The best way to avoid becoming a procrastinator is to have good role models growing up. Unfortunately, people don’t get to choose their parents. So, if unlucky, a person may have copied a parent who was a procrastinator or rebelled against an authoritarian parent through procrastination. People seem to be stubbornly loyal to the example of key role models like parents, or the behaviors, they adopted to oppose parental tyranny, and it is not easy to change bad habits originating in one’s youth.
The first step in overcoming procrastination is to admit it, claim ownership of it, see it as the vice it is (a nasty bad habit), and understand that it makes both them and others unhappy. If a person wants to be happy and help important others to be happy, then the awful habit of procrastination needs to be overcome. A good means of doing that is by acquiring four virtues (good habits) in particular that allow little room for procrastination:
Four Good Habits to Cultivate
Justice is the good habit of giving to others their due, as in doing one’s fair share.
Courage or fortitude is a good habit that helps people overcome the resistance involved when they need to do things that incur pain or require a major effort.
Procrastinators can confront their vice head-on by cultivating these key virtues of justice and courage.

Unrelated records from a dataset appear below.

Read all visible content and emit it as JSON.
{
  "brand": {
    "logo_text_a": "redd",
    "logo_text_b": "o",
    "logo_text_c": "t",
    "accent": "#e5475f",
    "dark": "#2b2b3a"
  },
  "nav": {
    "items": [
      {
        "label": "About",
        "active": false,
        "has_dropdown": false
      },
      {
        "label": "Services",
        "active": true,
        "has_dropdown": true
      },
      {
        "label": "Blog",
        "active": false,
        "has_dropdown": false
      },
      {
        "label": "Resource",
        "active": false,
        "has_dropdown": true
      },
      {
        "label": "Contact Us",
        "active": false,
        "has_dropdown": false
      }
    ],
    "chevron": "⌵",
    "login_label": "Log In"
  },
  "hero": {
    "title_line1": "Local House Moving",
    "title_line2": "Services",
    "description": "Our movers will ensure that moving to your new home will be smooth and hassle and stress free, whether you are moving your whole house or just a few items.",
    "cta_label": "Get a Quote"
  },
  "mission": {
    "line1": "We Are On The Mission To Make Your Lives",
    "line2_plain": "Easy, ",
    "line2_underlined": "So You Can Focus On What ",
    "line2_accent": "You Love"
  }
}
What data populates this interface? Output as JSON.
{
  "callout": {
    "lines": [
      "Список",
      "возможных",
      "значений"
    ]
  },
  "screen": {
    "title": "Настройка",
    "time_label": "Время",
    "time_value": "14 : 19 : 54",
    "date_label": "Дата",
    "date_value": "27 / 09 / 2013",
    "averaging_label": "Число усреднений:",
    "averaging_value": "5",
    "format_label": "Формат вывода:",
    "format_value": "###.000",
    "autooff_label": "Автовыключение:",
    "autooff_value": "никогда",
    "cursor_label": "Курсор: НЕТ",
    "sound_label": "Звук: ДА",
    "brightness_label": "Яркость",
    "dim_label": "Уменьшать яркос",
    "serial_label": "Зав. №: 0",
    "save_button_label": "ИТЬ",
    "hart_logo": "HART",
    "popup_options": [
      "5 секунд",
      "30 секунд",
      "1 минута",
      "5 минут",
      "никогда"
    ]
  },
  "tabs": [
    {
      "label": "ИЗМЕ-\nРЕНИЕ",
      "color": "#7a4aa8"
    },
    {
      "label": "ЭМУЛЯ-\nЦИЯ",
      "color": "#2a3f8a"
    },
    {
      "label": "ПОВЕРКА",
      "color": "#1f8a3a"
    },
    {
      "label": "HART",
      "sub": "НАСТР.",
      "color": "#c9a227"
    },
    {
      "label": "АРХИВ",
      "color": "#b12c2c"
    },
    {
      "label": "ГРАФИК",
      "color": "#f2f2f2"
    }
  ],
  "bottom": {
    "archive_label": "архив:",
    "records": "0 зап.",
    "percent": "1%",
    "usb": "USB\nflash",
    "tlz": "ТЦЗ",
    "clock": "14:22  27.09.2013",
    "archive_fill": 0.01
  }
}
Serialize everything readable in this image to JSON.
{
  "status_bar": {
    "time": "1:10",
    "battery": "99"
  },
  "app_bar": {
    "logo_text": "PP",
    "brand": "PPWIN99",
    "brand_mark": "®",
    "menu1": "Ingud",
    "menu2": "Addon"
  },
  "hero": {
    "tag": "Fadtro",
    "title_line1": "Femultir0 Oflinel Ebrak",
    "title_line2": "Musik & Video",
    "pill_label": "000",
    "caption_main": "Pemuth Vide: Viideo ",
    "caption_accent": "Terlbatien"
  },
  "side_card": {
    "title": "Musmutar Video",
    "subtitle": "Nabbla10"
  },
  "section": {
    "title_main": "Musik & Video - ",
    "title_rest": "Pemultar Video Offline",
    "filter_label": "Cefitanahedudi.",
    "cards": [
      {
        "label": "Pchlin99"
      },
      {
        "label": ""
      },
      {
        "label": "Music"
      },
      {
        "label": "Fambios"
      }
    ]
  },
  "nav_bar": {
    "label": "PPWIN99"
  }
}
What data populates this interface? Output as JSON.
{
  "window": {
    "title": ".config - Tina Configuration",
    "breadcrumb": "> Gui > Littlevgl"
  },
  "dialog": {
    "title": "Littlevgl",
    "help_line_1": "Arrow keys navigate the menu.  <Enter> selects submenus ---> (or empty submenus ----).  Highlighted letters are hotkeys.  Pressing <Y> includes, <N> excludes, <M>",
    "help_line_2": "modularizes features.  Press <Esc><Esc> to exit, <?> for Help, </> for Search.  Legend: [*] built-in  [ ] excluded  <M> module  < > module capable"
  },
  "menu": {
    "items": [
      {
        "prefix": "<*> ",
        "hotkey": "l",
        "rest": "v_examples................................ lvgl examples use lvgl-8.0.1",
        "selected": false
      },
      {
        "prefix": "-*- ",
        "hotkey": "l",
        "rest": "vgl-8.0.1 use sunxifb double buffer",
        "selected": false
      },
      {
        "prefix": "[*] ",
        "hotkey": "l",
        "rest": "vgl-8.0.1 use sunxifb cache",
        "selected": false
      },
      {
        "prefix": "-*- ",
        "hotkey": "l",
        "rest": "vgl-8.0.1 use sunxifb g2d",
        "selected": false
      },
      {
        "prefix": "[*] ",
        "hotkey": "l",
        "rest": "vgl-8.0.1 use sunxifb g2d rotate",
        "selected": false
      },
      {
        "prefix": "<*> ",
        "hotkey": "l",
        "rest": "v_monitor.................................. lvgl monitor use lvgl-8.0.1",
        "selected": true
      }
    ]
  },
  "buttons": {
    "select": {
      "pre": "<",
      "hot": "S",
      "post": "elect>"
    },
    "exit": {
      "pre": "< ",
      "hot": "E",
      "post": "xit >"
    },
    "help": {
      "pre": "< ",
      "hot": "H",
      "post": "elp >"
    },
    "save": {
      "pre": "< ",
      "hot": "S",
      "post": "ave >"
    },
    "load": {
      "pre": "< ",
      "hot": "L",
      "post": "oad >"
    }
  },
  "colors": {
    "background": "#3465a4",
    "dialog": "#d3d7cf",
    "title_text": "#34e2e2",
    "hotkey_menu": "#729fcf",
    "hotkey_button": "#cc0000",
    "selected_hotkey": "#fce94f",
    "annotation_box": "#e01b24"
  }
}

Temperance is the good habit of moderation that helps people control their desires for pleasure and comfort, enabling them to behave as adults instead of indulgent children.
Another virtue that helps procrastinators is diligence, the virtue opposed to sloth. The good habit of diligence can be practiced by “just doing it,” instead of postponing action. Think instead of “do it now,” whenever important tasks need attention to arise. Research has shown that self-imposed, realistic deadlines can help, as well as focusing on concrete details of the tasks.
Reprogramming Behavior to Stop Procrastinating
Practicing the virtues of justice, courage, temperance, and diligence will dramatically redefine the procrastinator’s character and reputation. Instead of being seen as a slacker, he or she could well become a respected adult, all grown up and responsible, and full of potential.
This reprogramming of behavior for success requires hard work to establish productive good habits. Remember that overcoming years of ingrained bad habits won’t be easy and may require professional help. People who have their act together can lead by example and assist by talking about how to successfully approach tasks in life. The use and acceptance of deadlines and focusing on the concrete details of tasks should help.
Get Rid of Procrastination
Procrastination robs people of their potential and affects 20% of the population.
Three types of procrastinators exist based on thrill-seeking, avoidance, and decision-making paradigms.
Overcoming procrastination involves identifying bad habits, accepting responsibility, and developing good habits such as justice, courage, temperance, and diligence.
Reprogramming behavior to stop procrastinating requires hard work to establish productive habits and may require professional help.